Now, it’s really too bad that Destiny clings to its humanist philosophy. In its lore, the Traveler gives Light without making any demands of humanity. No devotion to righteousness, no forsaking sin and Darkness. In real life, there are two sides, and we have to pick one. If that was the case in Destiny, then the battle between Light and Darkness would go beyond meta-narrative and become the personal struggle of every Guardian. The story of the Warlords–guardians who abused their power–would become even more vile.

Bungie Destiny 2 concept art by Jeremy Fenske: human figure stands before ring-shaped Vex portal
Destiny 2 concept art by Jeremy Fenske

If such a choosing of sides was possible, then redemption would also be possible for the four alien races who serve the Darkness, however unwittingly. It would be possible for them to abandon Darkness and serve the Light, too, thus becoming very interesting allies.

But Destiny keeps things very Tao, with Light and Darkness equally matched and no ultimate victory is possible. Mankind doesn’t have to seek righteousness and abandon sin in order to receive power. (Which, the more you think about it, is so strange. Why aren’t Guardians forced to pick sides?
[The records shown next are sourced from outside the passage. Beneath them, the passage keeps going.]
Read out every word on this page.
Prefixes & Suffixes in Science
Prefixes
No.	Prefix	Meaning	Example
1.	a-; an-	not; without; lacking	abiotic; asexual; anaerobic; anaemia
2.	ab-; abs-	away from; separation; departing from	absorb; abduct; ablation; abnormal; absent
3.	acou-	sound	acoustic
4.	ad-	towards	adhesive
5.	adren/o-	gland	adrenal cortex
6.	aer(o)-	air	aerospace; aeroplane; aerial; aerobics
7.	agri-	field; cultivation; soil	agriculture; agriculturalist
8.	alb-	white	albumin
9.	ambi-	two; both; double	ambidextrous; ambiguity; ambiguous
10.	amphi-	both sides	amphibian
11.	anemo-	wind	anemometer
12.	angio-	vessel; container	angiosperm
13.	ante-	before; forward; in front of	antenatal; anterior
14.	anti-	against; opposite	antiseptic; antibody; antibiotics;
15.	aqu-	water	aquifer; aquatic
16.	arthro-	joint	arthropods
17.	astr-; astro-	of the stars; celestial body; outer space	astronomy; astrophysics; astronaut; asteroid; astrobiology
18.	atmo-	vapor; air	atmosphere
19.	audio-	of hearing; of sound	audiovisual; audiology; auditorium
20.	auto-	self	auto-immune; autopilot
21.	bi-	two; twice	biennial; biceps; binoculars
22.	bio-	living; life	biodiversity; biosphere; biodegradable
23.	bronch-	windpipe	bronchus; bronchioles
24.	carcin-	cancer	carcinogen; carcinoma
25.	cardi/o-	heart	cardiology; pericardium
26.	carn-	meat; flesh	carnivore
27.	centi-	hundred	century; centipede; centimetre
There are in-game stories of Guardians who joined the Darkness, so maybe, in a way, that choice is still there, just buried out of sight.)
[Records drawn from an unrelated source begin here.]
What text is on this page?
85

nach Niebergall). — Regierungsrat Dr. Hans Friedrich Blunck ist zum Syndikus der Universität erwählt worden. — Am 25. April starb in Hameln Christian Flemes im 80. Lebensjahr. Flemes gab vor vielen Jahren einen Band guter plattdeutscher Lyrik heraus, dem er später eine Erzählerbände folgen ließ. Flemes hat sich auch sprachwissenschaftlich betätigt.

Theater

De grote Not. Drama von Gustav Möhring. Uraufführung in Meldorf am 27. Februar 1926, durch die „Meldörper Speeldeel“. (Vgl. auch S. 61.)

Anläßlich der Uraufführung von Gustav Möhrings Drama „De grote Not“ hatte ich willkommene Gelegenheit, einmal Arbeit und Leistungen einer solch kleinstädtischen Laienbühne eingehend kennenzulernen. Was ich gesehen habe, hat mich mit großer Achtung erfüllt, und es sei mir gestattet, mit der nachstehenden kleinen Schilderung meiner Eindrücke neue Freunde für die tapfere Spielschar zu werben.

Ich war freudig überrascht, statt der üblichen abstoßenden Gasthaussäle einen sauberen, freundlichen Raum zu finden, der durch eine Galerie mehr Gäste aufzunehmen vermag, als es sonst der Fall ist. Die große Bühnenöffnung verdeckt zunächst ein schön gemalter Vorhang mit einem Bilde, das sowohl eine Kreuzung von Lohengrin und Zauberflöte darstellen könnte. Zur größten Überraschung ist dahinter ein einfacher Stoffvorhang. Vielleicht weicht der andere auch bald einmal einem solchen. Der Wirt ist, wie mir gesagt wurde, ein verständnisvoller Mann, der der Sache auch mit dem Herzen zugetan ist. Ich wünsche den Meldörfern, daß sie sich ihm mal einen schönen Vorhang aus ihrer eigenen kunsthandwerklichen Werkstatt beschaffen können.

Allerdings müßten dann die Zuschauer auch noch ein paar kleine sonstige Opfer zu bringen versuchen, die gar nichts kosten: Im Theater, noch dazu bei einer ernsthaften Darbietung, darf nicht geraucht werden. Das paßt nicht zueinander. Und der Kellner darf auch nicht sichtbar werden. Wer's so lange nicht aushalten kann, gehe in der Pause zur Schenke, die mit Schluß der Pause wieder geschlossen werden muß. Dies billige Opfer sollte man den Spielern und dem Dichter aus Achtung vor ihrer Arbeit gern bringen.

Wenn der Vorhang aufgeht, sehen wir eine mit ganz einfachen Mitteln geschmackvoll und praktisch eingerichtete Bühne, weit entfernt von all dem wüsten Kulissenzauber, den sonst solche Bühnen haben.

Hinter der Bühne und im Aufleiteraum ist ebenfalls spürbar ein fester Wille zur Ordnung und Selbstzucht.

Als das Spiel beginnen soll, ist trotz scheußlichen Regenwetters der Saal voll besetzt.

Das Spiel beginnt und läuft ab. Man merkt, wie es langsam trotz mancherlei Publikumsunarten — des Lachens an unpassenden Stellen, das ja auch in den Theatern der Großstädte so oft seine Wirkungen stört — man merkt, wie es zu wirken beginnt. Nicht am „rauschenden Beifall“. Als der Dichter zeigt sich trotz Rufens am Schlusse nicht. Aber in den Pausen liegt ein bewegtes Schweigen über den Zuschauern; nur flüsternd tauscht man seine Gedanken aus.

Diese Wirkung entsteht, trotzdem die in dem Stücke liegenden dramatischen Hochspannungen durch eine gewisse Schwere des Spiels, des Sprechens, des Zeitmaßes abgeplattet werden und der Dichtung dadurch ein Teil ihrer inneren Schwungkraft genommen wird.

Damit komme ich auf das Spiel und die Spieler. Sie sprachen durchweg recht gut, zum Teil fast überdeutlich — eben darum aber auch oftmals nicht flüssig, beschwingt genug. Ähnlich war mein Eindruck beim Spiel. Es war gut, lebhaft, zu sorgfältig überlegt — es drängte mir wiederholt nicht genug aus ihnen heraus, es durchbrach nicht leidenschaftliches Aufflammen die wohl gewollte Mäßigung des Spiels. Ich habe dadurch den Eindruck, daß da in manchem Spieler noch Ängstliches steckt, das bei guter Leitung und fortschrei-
So, that’s Destiny’s meta-narrative, a lot of Christian ideas underlying a humanist story. And it’s funny, because if you make the game more humanist (the Light is ours because humanity is awesome), then the battle between Light and Darkness falls apart, with no real difference between them. If you make the game more Christian, with the Light actually having conditions and everyone being forced to pick sides, then the story becomes much more profound.

Note from 2021: The storyline of Uldren/Crow has brought home this point even harder. Uldren was the prince of the Awoken (think space elves), and he was a pretty miserable, increasingly depressed guy with mommy issues. When the queen died, he went off the deep end and started murdering his own people and doing a lot of other bad stuff. Eventually, he killed a main character, and our player character hunted him down and executed him. He doesn’t even put up a fight, and it’s very unsatisfying.
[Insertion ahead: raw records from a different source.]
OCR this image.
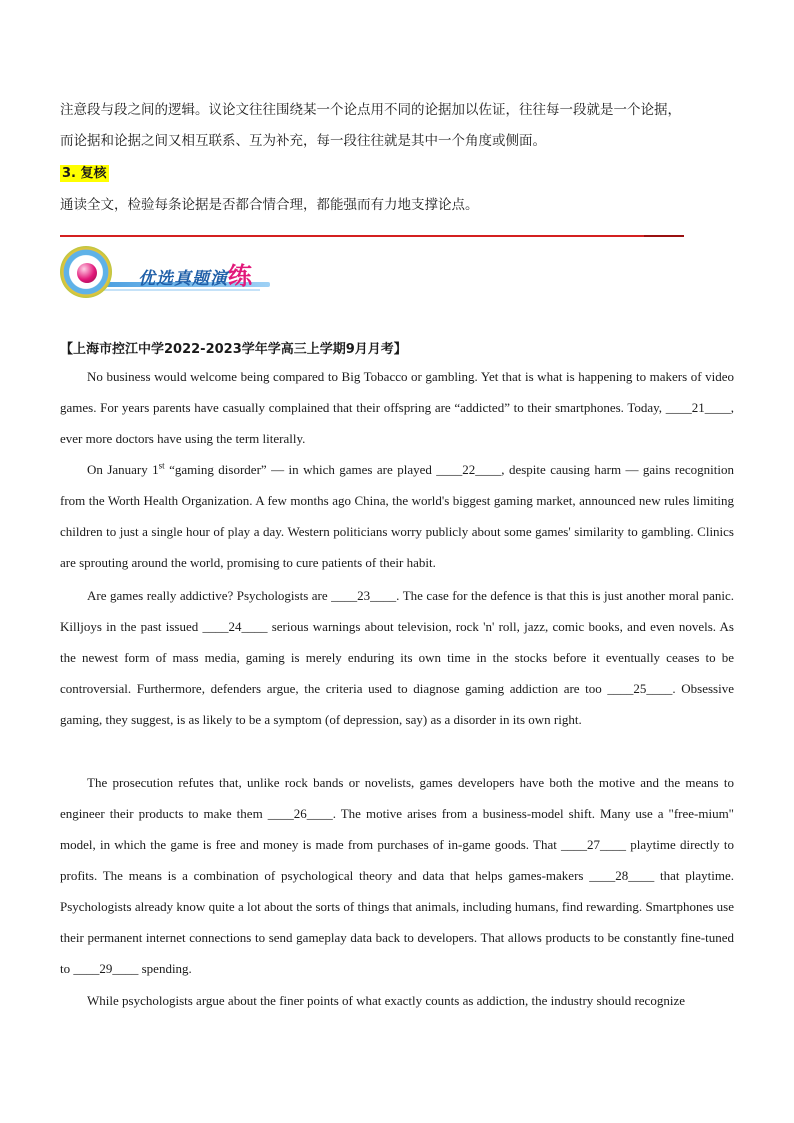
注意段与段之间的逻辑。议论文往往围绕某一个论点用不同的论据加以佐证，往往每一段就是一个论据，
而论据和论据之间又相互联系、互为补充，每一段往往就是其中一个角度或侧面。
3. 复核
通读全文，检验每条论据是否都合情合理，都能强而有力地支撑论点。
优选真题演练
【上海市控江中学2022-2023学年学高三上学期9月月考】

No business would welcome being compared to Big Tobacco or gambling. Yet that is what is happening to makers of video games. For years parents have casually complained that their offspring are “addicted” to their smartphones. Today, ____21____, ever more doctors have using the term literally.

On January 1st “gaming disorder” — in which games are played ____22____, despite causing harm — gains recognition from the Worth Health Organization. A few months ago China, the world's biggest gaming market, announced new rules limiting children to just a single hour of play a day. Western politicians worry publicly about some games' similarity to gambling. Clinics are sprouting around the world, promising to cure patients of their habit.

Are games really addictive? Psychologists are ____23____. The case for the defence is that this is just another moral panic. Killjoys in the past issued ____24____ serious warnings about television, rock 'n' roll, jazz, comic books, and even novels. As the newest form of mass media, gaming is merely enduring its own time in the stocks before it eventually ceases to be controversial. Furthermore, defenders argue, the criteria used to diagnose gaming addiction are too ____25____. Obsessive gaming, they suggest, is as likely to be a symptom (of depression, say) as a disorder in its own right.

The prosecution refutes that, unlike rock bands or novelists, games developers have both the motive and the means to engineer their products to make them ____26____. The motive arises from a business-model shift. Many use a "free-mium" model, in which the game is free and money is made from purchases of in-game goods. That ____27____ playtime directly to profits. The means is a combination of psychological theory and data that helps games-makers ____28____ that playtime. Psychologists already know quite a lot about the sorts of things that animals, including humans, find rewarding. Smartphones use their permanent internet connections to send gameplay data back to developers. That allows products to be constantly fine-tuned to ____29____ spending.

While psychologists argue about the finer points of what exactly counts as addiction, the industry should recognize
Well, later on in the game, a Ghost finds Uldren’s corpse and resurrects him. He takes the name Crow, and has no memory of his past. He winds up being extremely kind and merciful to the alien races, particularly the Fallen, who once had the Traveler’s blessing. He has this wonderful redemption arc that has been as satisfying as his death was unsatisfying.

Top: Crow is offered friendship. Bottom: Uldren shoots Cayde-6
Top: Crow being offered friendship by the hero leader. Bottom: Uldren executing the best friend of the hero leader.

Maybe that’s one reason the story is intentionally left vague, scattered throughout the game in hints and tidbits. Breadcrumbs for those to see who can. I’m continually shocked at the Christian terminology these lore gamers use to describe these concepts.

I think it’s a good lesson for us Christian writers. Tell a good story and don’t be afraid to pull in delicious metaphor about the struggle between good and evil. It rings true for everyone.

Bungie Destiny 2 concept art: landscape under storm clouds with Shard of the Traveler
Destiny 2 concept art: shard of the Traveler

Have you noticed any other religious points I ought to touch on? I know I’d like to dig into the Hive, evil aliens who take Gnosticism to its logical conclusion. There’s also the story of Thorn and the Last Word, which is a parable about moral relativism vs. moral absolutes. This game is packed with brain candy.